De outro lado, toda tentativa nossa de penetrar mais fundamente no campo da filosofia mesma ficou limitada pela timidez, pela insegurança, que nos fazia apegar-nos como crianças à proteção de algum superego estrangeiro da moda. Cinco décadas de atividade filosofante na USP foram resumidas no título acachapante do livro recém-publicado de Paulo Arantes: Um Departamento Francês de Ultramar. Escritórios de importação, representantes autorizados, imitação, pedantismo, oscilação entre a falsa consciência e a consciência de culpa marcam todos os nossos esforços filosóficos universitários no sentido de um pensamento independente. No fim, o intelectual com pretensões filosóficas só encontra alívio quando desiste delas e recai no pensamento coletivo; quando, abdicando de interpretar o mundo, se alinha, contrito e obediente, numa das correntes que professam transformá-lo: as conversões ao catolicismo, ao comunismo e às ideologias cientificistas originadas do positivismo constituem — independentemente dos motivos pessoais em cada caso — um melancólico ritornello na história dos fracassos das nossas ambições filosóficas. A queda no pensamento coletivo é vivenciada como um retorno da ovelha desgarrada, como uma libertação das culpas, como um reencontro com a infância perdida. Ao reintegrar-se numa comunidade ideológica o ex-filósofo arrependido encontra ainda um alívio para o isolamento que cerca o intelectual no meio subdesenvolvido, e o ingresso no grupo solidário arremeda a descoberta de um "sentido da vida".
A intelectualidade brasileira estava, por todos esses fatores, fundamente predisposta ao apelo gramsciano, onde a vida intelectual deixa de ser o esforço solitário de quem cherche en gémissant, para tornar-se a participação num "sentido da vida" amparado pela solidariedade coletiva.
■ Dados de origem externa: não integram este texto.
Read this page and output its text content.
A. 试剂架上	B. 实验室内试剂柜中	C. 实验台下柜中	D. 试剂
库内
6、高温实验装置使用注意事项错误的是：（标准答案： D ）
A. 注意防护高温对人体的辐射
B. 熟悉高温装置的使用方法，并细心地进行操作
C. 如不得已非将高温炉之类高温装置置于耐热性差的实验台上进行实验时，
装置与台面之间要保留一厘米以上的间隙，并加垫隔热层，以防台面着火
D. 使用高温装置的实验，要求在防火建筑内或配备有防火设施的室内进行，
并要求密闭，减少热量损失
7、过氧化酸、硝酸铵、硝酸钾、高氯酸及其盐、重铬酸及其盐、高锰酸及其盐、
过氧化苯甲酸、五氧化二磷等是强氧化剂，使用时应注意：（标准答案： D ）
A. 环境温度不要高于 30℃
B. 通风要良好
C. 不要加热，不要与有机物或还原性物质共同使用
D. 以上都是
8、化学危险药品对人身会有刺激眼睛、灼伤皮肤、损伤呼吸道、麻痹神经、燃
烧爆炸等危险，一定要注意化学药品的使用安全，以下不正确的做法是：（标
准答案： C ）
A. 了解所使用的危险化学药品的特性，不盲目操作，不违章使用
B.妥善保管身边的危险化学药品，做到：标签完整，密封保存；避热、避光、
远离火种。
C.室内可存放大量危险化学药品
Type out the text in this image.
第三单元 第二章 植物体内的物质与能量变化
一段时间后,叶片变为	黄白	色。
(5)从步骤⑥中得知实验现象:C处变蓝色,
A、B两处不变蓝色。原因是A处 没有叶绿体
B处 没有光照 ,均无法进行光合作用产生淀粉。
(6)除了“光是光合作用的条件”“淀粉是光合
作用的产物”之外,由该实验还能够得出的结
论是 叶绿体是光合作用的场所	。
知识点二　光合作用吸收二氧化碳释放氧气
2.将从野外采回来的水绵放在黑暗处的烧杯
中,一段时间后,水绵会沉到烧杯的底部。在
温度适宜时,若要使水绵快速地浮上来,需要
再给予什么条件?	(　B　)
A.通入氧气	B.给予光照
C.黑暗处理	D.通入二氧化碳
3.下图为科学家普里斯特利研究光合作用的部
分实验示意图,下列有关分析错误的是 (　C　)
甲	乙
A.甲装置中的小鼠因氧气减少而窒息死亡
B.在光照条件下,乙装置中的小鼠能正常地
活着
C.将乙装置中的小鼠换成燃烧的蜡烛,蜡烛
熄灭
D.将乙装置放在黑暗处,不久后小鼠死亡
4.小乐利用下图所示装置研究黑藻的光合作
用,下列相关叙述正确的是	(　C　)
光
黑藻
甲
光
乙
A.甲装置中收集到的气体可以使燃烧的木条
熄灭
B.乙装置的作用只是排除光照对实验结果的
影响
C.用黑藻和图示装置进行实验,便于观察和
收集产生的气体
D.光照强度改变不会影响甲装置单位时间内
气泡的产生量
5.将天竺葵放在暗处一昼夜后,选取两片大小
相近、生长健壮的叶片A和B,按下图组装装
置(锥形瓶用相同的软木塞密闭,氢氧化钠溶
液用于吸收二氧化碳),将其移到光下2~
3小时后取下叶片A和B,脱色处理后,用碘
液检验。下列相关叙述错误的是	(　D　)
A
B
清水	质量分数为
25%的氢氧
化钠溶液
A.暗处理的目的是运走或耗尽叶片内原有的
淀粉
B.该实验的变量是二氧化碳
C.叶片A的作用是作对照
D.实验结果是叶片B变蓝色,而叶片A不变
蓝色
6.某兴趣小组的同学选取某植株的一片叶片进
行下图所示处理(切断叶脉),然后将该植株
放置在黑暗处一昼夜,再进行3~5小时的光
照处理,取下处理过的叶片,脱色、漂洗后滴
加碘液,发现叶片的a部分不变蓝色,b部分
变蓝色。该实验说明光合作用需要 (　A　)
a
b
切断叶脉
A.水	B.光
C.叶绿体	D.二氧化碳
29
O Partido é às vezes chamado por Gramsci "intelectual coletivo". É o abrigo dos fracos. Aí a ascensão ao estatuto de intelectual é barateada: já não custa a penosa aquisição de conhecimentos, a investigação pessoal, a luta direta com as incertezas. Obtém-se pelo contágio passivo de crenças, de um vocabulário comum, de cacoetes distintivos. A sociedade em torno legitima a paródia: diante dessas marcas exteriores, o brutamontes de direita acredita piamente estar na presença de um intelectual. A mídia faz o resto.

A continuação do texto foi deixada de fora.